Out-of-order microprocessors can provide improved computational performance by executing instructions in a sequence that is different from the order in the program, so that instructions are executed when their input data is available rather than waiting for the preceding instruction in the program to execute. In order to allow instructions to run out-of-order on a microprocessor it is useful to be able to rename registers used by the instructions. This enables the removal of “write-after-read” (WAR) dependencies from the instructions as these are not true dependencies. By using register renaming and removing these dependencies, more instructions can be executed out of program sequence, and performance is further improved. Register renaming is performed by maintaining a map of which registers named in the instructions (called architectural registers) are mapped onto the physical registers of the microprocessor. This map may be referred to as a “register renaming map.”

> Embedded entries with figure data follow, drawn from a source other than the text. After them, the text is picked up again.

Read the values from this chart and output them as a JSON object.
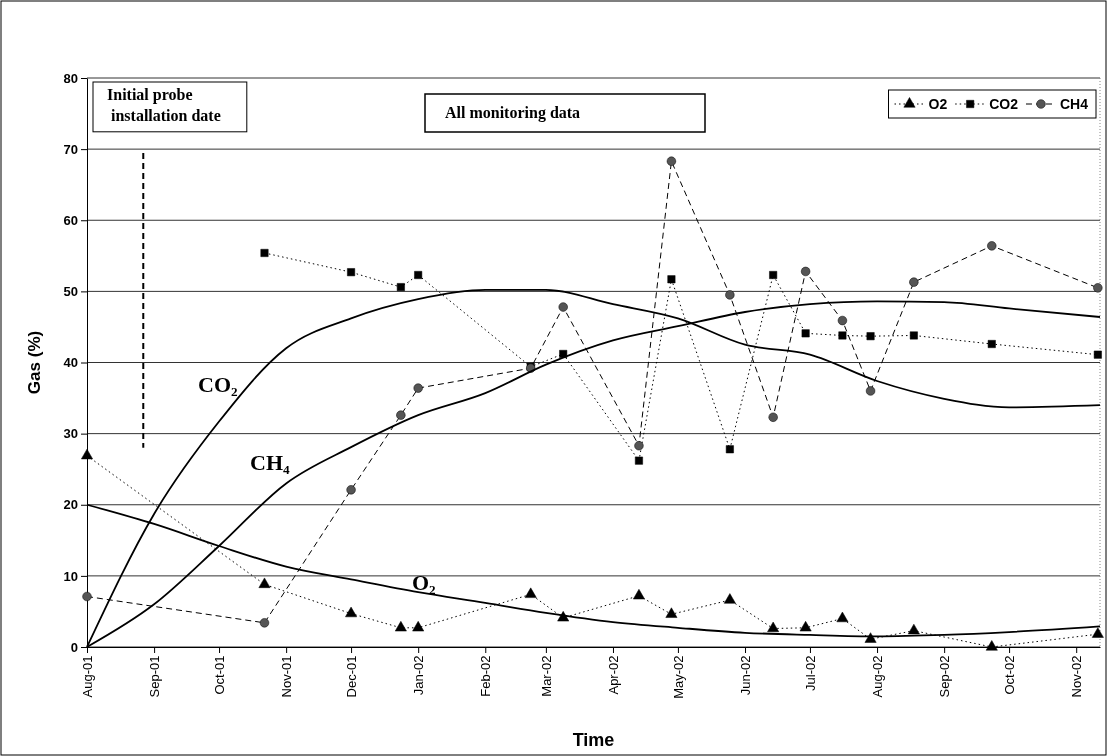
{
  "chart_data": {
    "type": "line",
    "title": "All monitoring data",
    "xlabel": "Time",
    "ylabel": "Gas (%)",
    "xlim": [
      "2001-08-01",
      "2002-11-12"
    ],
    "ylim": [
      0,
      80
    ],
    "yticks": [
      0,
      10,
      20,
      30,
      40,
      50,
      60,
      70,
      80
    ],
    "xticks": [
      {
        "value": "2001-08-01",
        "label": "Aug-01"
      },
      {
        "value": "2001-09-01",
        "label": "Sep-01"
      },
      {
        "value": "2001-10-01",
        "label": "Oct-01"
      },
      {
        "value": "2001-11-01",
        "label": "Nov-01"
      },
      {
        "value": "2001-12-01",
        "label": "Dec-01"
      },
      {
        "value": "2002-01-01",
        "label": "Jan-02"
      },
      {
        "value": "2002-02-01",
        "label": "Feb-02"
      },
      {
        "value": "2002-03-01",
        "label": "Mar-02"
      },
      {
        "value": "2002-04-01",
        "label": "Apr-02"
      },
      {
        "value": "2002-05-01",
        "label": "May-02"
      },
      {
        "value": "2002-06-01",
        "label": "Jun-02"
      },
      {
        "value": "2002-07-01",
        "label": "Jul-02"
      },
      {
        "value": "2002-08-01",
        "label": "Aug-02"
      },
      {
        "value": "2002-09-01",
        "label": "Sep-02"
      },
      {
        "value": "2002-10-01",
        "label": "Oct-02"
      },
      {
        "value": "2002-11-01",
        "label": "Nov-02"
      }
    ],
    "grid": "y",
    "legend": "top right",
    "series": [
      {
        "name": "O2",
        "color": "#000000",
        "marker": "triangle",
        "line_style": "dotted",
        "x": [
          "2001-08-01",
          "2001-10-22",
          "2001-12-01",
          "2001-12-24",
          "2002-01-01",
          "2002-02-22",
          "2002-03-09",
          "2002-04-13",
          "2002-04-28",
          "2002-05-25",
          "2002-06-14",
          "2002-06-29",
          "2002-07-16",
          "2002-07-29",
          "2002-08-18",
          "2002-09-23",
          "2002-11-11"
        ],
        "values": [
          26.9,
          8.8,
          4.7,
          2.7,
          2.7,
          7.4,
          4.1,
          7.2,
          4.6,
          6.6,
          2.6,
          2.7,
          4.0,
          1.1,
          2.3,
          0,
          1.8
        ]
      },
      {
        "name": "CO2",
        "color": "#000000",
        "marker": "square",
        "line_style": "dotted",
        "x": [
          "2001-10-22",
          "2001-12-01",
          "2001-12-24",
          "2002-01-01",
          "2002-02-22",
          "2002-03-09",
          "2002-04-13",
          "2002-04-28",
          "2002-05-25",
          "2002-06-14",
          "2002-06-29",
          "2002-07-16",
          "2002-07-29",
          "2002-08-18",
          "2002-09-23",
          "2002-11-11"
        ],
        "values": [
          55.4,
          52.7,
          50.6,
          52.3,
          39.4,
          41.2,
          26.2,
          51.7,
          27.8,
          52.3,
          44.1,
          43.8,
          43.7,
          43.8,
          42.6,
          41.1
        ]
      },
      {
        "name": "CH4",
        "color": "#555555",
        "marker": "circle",
        "line_style": "dashed",
        "x": [
          "2001-08-01",
          "2001-10-22",
          "2001-12-01",
          "2001-12-24",
          "2002-01-01",
          "2002-02-22",
          "2002-03-09",
          "2002-04-13",
          "2002-04-28",
          "2002-05-25",
          "2002-06-14",
          "2002-06-29",
          "2002-07-16",
          "2002-07-29",
          "2002-08-18",
          "2002-09-23",
          "2002-11-11"
        ],
        "values": [
          7.1,
          3.4,
          22.1,
          32.6,
          36.4,
          39.2,
          47.8,
          28.3,
          68.3,
          49.5,
          32.3,
          52.8,
          45.9,
          36.0,
          51.3,
          56.4,
          50.5
        ]
      },
      {
        "color": "#000000",
        "marker": "none",
        "line_style": "solid",
        "x": [
          "2001-08-01",
          "2001-09-01",
          "2001-10-01",
          "2001-11-01",
          "2001-12-01",
          "2002-01-01",
          "2002-02-01",
          "2002-03-01",
          "2002-04-01",
          "2002-05-01",
          "2002-06-01",
          "2002-07-01",
          "2002-08-01",
          "2002-09-01",
          "2002-10-01",
          "2002-11-12"
        ],
        "values": [
          0,
          18.7,
          31.7,
          42,
          46.2,
          48.9,
          50.2,
          50.2,
          48.2,
          46.2,
          42.5,
          41.1,
          37.4,
          34.9,
          33.7,
          34.0
        ]
      },
      {
        "color": "#000000",
        "marker": "none",
        "line_style": "solid",
        "x": [
          "2001-08-01",
          "2001-09-01",
          "2001-10-01",
          "2001-11-01",
          "2001-12-01",
          "2002-01-01",
          "2002-02-01",
          "2002-03-01",
          "2002-04-01",
          "2002-05-01",
          "2002-06-01",
          "2002-07-01",
          "2002-08-01",
          "2002-09-01",
          "2002-10-01",
          "2002-11-12"
        ],
        "values": [
          0,
          6.0,
          14.2,
          23,
          28.1,
          32.6,
          35.7,
          39.7,
          43.1,
          45.1,
          47.1,
          48.2,
          48.6,
          48.5,
          47.6,
          46.4
        ]
      },
      {
        "color": "#000000",
        "marker": "none",
        "line_style": "solid",
        "x": [
          "2001-08-01",
          "2001-09-01",
          "2001-10-01",
          "2001-11-01",
          "2001-12-01",
          "2002-01-01",
          "2002-02-01",
          "2002-03-01",
          "2002-04-01",
          "2002-05-01",
          "2002-06-01",
          "2002-07-01",
          "2002-08-01",
          "2002-09-01",
          "2002-10-01",
          "2002-11-12"
        ],
        "values": [
          20.0,
          17.3,
          14.2,
          11.3,
          9.5,
          7.7,
          6.2,
          4.8,
          3.5,
          2.7,
          2.0,
          1.7,
          1.5,
          1.7,
          2.1,
          2.9
        ]
      }
    ],
    "ref_lines": [
      {
        "axis": "x",
        "value": "2001-08-27",
        "label": "Initial probe installation date",
        "line_style": "dashed"
      }
    ],
    "annotations": [
      "CO₂",
      "CH₄",
      "O₂"
    ]
  }
}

Due to there being a limited number of architectural registers, compilers cannot always keep all the program variables in registers and as a result some variables, which were stored in registers, may need to be saved to memory (usually to the program stack) to free up architectural registers. When the values of the variables are subsequently required, the values must be read back from the memory (e.g. the stack) into a register again. This reading from memory introduces a delay.
There are many situations where this problem of insufficient architectural registers may occur. For example, this problem may occur where there are more variables than architectural registers within a function (resulting in register spill) and/or when one function (the parent function) calls another function (the child function) and there are insufficient architectural registers for both the parent and child functions. Although one solution would be to increase the number of available architectural registers, this is typically not possible as it would change the size of the instruction set.
The embodiments described below are not limited to implementations which solve any or all of the disadvantages of known methods of operating a processor.